TK: Whats the secret behind Danny Hollands scoring form this season?
BS: I think this season he’s just been able to play further forward this year, last year Joey Jones was very much a forward thinking player and Mark Yeates very similar and not very defensive minded, so Danny had to do the hard work for them. This year we signed Jack Payne to play in the middle of the park which gives Danny license to get up the pitch, but even he’s surprised how many he’s got so far.
TK: Who’s impressed you in the National League this season and surprised you by not doing so well?
I think the fact that probably about fourteen of us managers would have said at the start of the season we can win promotion shows how open it is this year. Neil Smith is doing a great job at Bromley, he probably has the best budget the club has ever had but he’s spent it well on the right players.
Darren will expect Barnet to be up there, I don’t think either Solihull or Fylde will be far away come the end of the season. Yeovil, Harrogate, Barrow, all been on a run and like us with our current form it can propel you up quickly as fast as a loss or two can send you down to 18th.

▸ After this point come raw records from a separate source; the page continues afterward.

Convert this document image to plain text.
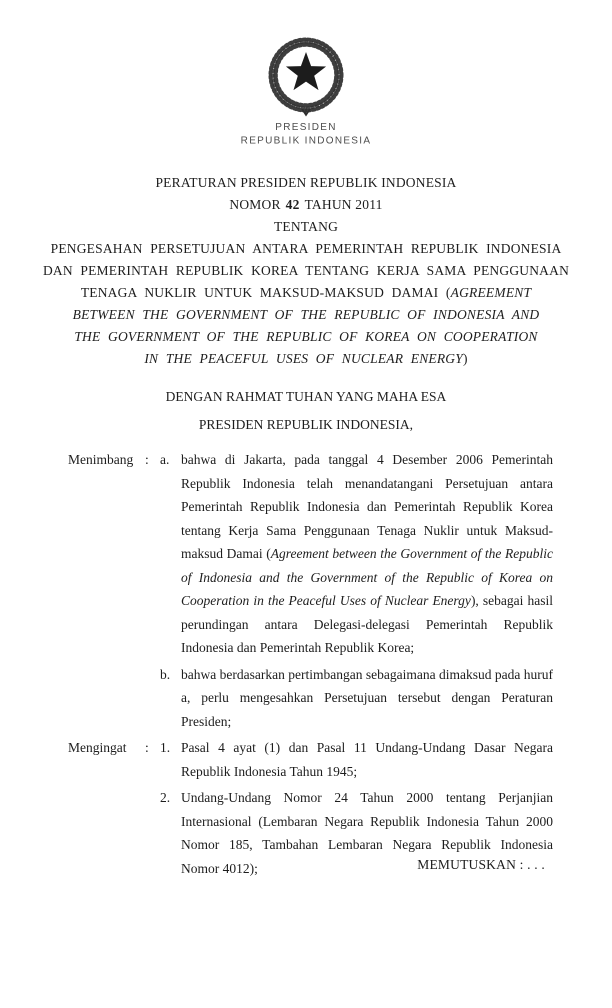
PRESIDEN
REPUBLIK INDONESIA
PERATURAN PRESIDEN REPUBLIK INDONESIA
NOMOR 42 TAHUN 2011
TENTANG
PENGESAHAN PERSETUJUAN ANTARA PEMERINTAH REPUBLIK INDONESIA
DAN PEMERINTAH REPUBLIK KOREA TENTANG KERJA SAMA PENGGUNAAN
TENAGA NUKLIR UNTUK MAKSUD-MAKSUD DAMAI (AGREEMENT
BETWEEN THE GOVERNMENT OF THE REPUBLIC OF INDONESIA AND
THE GOVERNMENT OF THE REPUBLIC OF KOREA ON COOPERATION
IN THE PEACEFUL USES OF NUCLEAR ENERGY)
DENGAN RAHMAT TUHAN YANG MAHA ESA
PRESIDEN REPUBLIK INDONESIA,
Menimbang : a. bahwa di Jakarta, pada tanggal 4 Desember 2006 Pemerintah Republik Indonesia telah menandatangani Persetujuan antara Pemerintah Republik Indonesia dan Pemerintah Republik Korea tentang Kerja Sama Penggunaan Tenaga Nuklir untuk Maksud-maksud Damai (Agreement between the Government of the Republic of Indonesia and the Government of the Republic of Korea on Cooperation in the Peaceful Uses of Nuclear Energy), sebagai hasil perundingan antara Delegasi-delegasi Pemerintah Republik Indonesia dan Pemerintah Republik Korea;
b. bahwa berdasarkan pertimbangan sebagaimana dimaksud pada huruf a, perlu mengesahkan Persetujuan tersebut dengan Peraturan Presiden;
Mengingat	: 1. Pasal 4 ayat (1) dan Pasal 11 Undang-Undang Dasar Negara Republik Indonesia Tahun 1945;
2. Undang-Undang Nomor 24 Tahun 2000 tentang Perjanjian Internasional (Lembaran Negara Republik Indonesia Tahun 2000 Nomor 185, Tambahan Lembaran Negara Republik Indonesia Nomor 4012);	MEMUTUSKAN : . . .
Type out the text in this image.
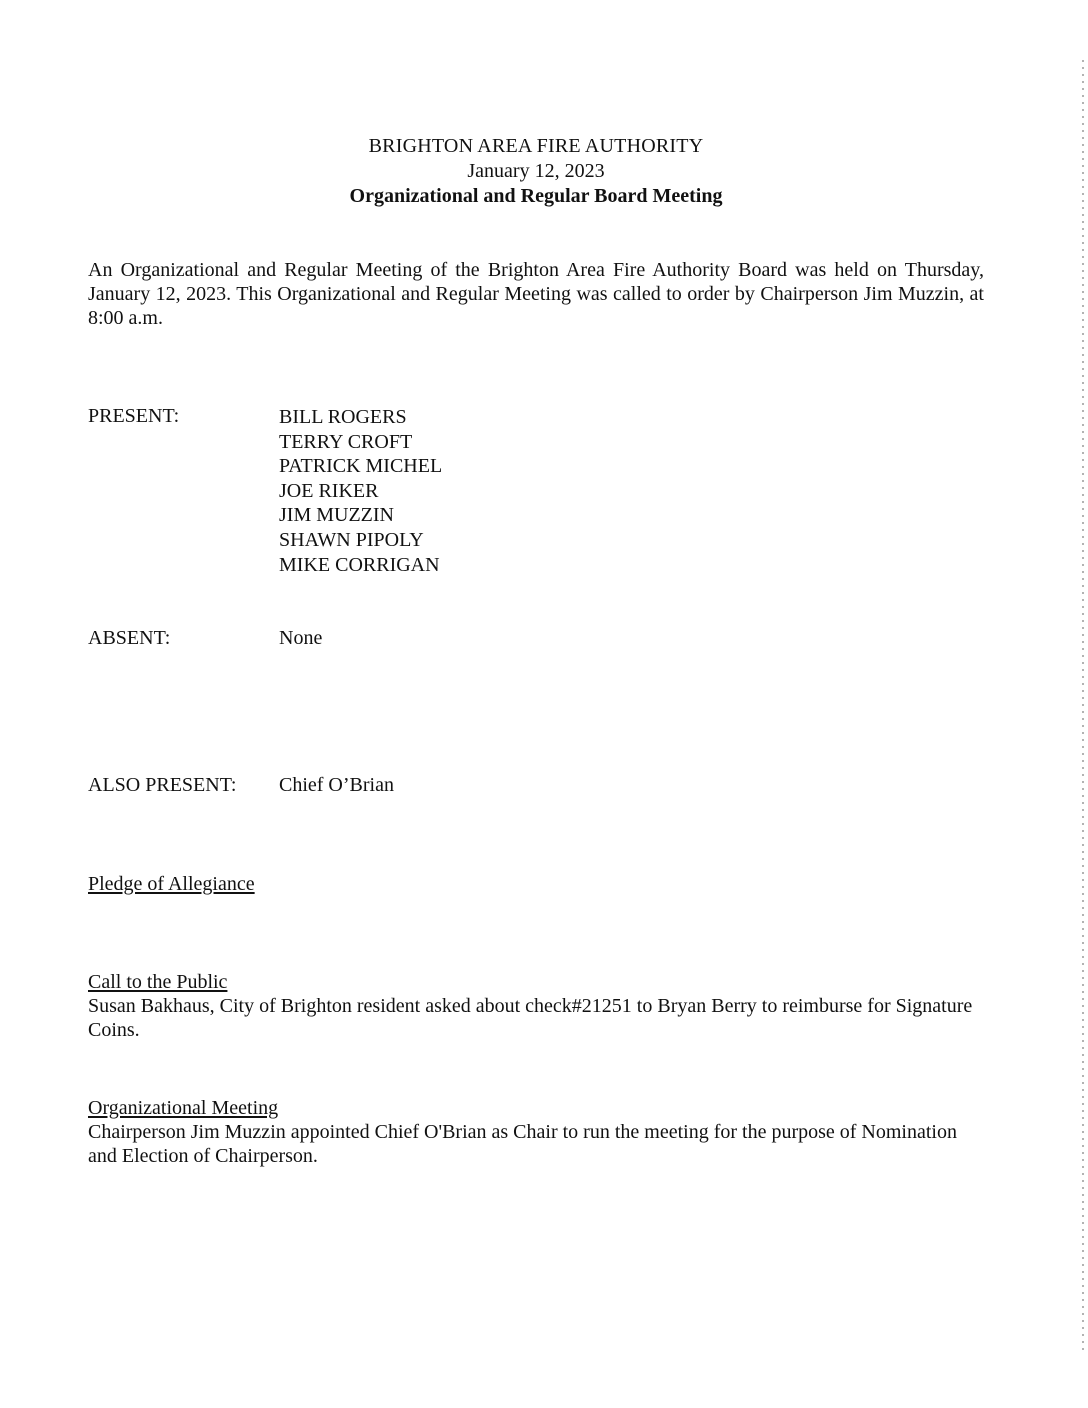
BRIGHTON AREA FIRE AUTHORITY
January 12, 2023
Organizational and Regular Board Meeting
An Organizational and Regular Meeting of the Brighton Area Fire Authority Board was held on Thursday, January 12, 2023. This Organizational and Regular Meeting was called to order by Chairperson Jim Muzzin, at 8:00 a.m.
PRESENT:	BILL ROGERS
TERRY CROFT
PATRICK MICHEL
JOE RIKER
JIM MUZZIN
SHAWN PIPOLY
MIKE CORRIGAN
ABSENT:	None
ALSO PRESENT: Chief O’Brian
Pledge of Allegiance
Call to the Public
Susan Bakhaus, City of Brighton resident asked about check#21251 to Bryan Berry to reimburse for Signature Coins.
Organizational Meeting
Chairperson Jim Muzzin appointed Chief O'Brian as Chair to run the meeting for the purpose of Nomination and Election of Chairperson.
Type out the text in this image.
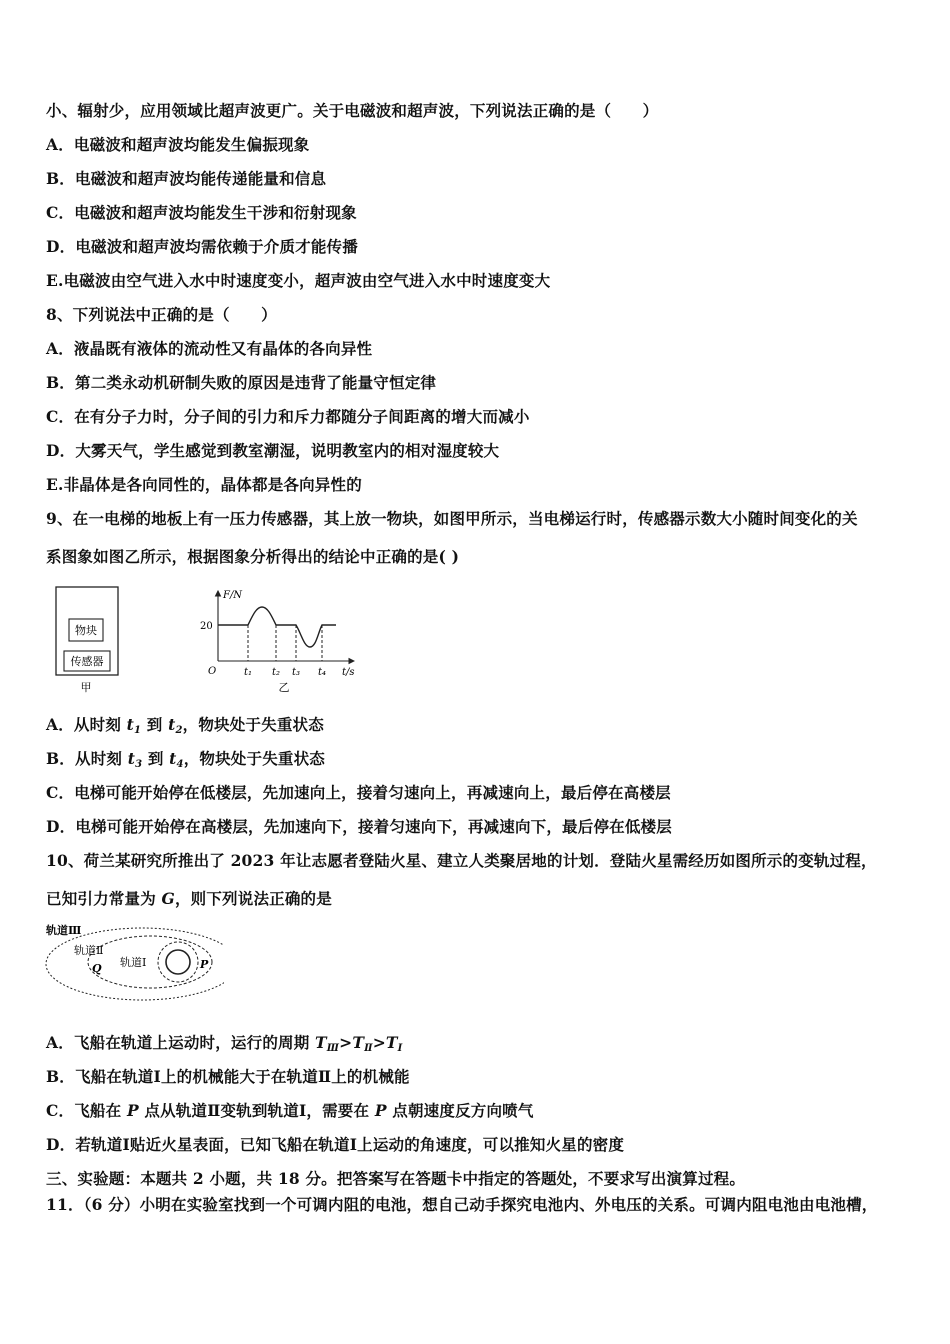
小、辐射少，应用领域比超声波更广。关于电磁波和超声波，下列说法正确的是（　　）
A．电磁波和超声波均能发生偏振现象
B．电磁波和超声波均能传递能量和信息
C．电磁波和超声波均能发生干涉和衍射现象
D．电磁波和超声波均需依赖于介质才能传播
E.电磁波由空气进入水中时速度变小，超声波由空气进入水中时速度变大
8、下列说法中正确的是（　　）
A．液晶既有液体的流动性又有晶体的各向异性
B．第二类永动机研制失败的原因是违背了能量守恒定律
C．在有分子力时，分子间的引力和斥力都随分子间距离的增大而减小
D．大雾天气，学生感觉到教室潮湿，说明教室内的相对湿度较大
E.非晶体是各向同性的，晶体都是各向异性的
9、在一电梯的地板上有一压力传感器，其上放一物块，如图甲所示，当电梯运行时，传感器示数大小随时间变化的关
系图象如图乙所示，根据图象分析得出的结论中正确的是( )
物块
传感器
甲
F/N
20
O	t₁ t₂ t₃ t₄ t/s
乙
A．从时刻 $t_1$ 到 $t_2$，物块处于失重状态
B．从时刻 $t_3$ 到 $t_4$，物块处于失重状态
C．电梯可能开始停在低楼层，先加速向上，接着匀速向上，再减速向上，最后停在高楼层
D．电梯可能开始停在高楼层，先加速向下，接着匀速向下，再减速向下，最后停在低楼层
10、荷兰某研究所推出了 2023 年让志愿者登陆火星、建立人类聚居地的计划．登陆火星需经历如图所示的变轨过程，
已知引力常量为 G，则下列说法正确的是
轨道Ⅲ
轨道Ⅱ
轨道Ⅰ
Q	P
A．飞船在轨道上运动时，运行的周期 $T_Ⅲ>T_Ⅱ>T_Ⅰ$
B．飞船在轨道Ⅰ上的机械能大于在轨道Ⅱ上的机械能
C．飞船在 P 点从轨道Ⅱ变轨到轨道Ⅰ，需要在 P 点朝速度反方向喷气
D．若轨道Ⅰ贴近火星表面，已知飞船在轨道Ⅰ上运动的角速度，可以推知火星的密度
三、实验题：本题共 2 小题，共 18 分。把答案写在答题卡中指定的答题处，不要求写出演算过程。
11．（6 分）小明在实验室找到一个可调内阻的电池，想自己动手探究电池内、外电压的关系。可调内阻电池由电池槽，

Woking are starting to level out now, momentum comes with you after promotion and now maybe teams are finding them out. A learning curve I found out last season was how teams will park the bus to frustrate you and you’ve got to find ways round that.
TK: How about Chesterfield?
BS: I think the issue both Martin and John Sheridan have found is the atmosphere inside the stadium. We’ve been there twice in the last six months and both times we’ve seen how quickly the crowd can turn on them if it’s not going their way. If the place is rocking with the size their ground capacity is then it’s an extra help.
Similar to when we played at Orient last season, a full house there and before anyone says anything I’m not bigging up Orient, I’ve been a Barnet player so they’re not in my thinking, but we had them pinned back losing the game, the frustration you could hear around the stadium and then they equalise and all of a sudden they become that twelfth man and get behind the team and they go on to win. I said after the game how good their fans were and I look at here where we’re not full every week, maybe the same for Darren at The Hive, when grounds are full, they rock and can carry the players.
TK: Looking at yourself, aims and ambitions as the season goes on and beyond?
BS: Well, the aim as I mentioned is still the Football League. For me personally short term to do the best I can as Eastleigh manager and keep improving. Long term, well who knows! It’s still too early to say whether I will have or want a long career as a football manager, at the moment it’s just concentrating on what we do this season and then move on from there.
I appreciate the time Strevs gave up last week, absolute top man to speak to and I'll be back at the Silverlake Stadium later in the season to see how Eastleigh are fairing.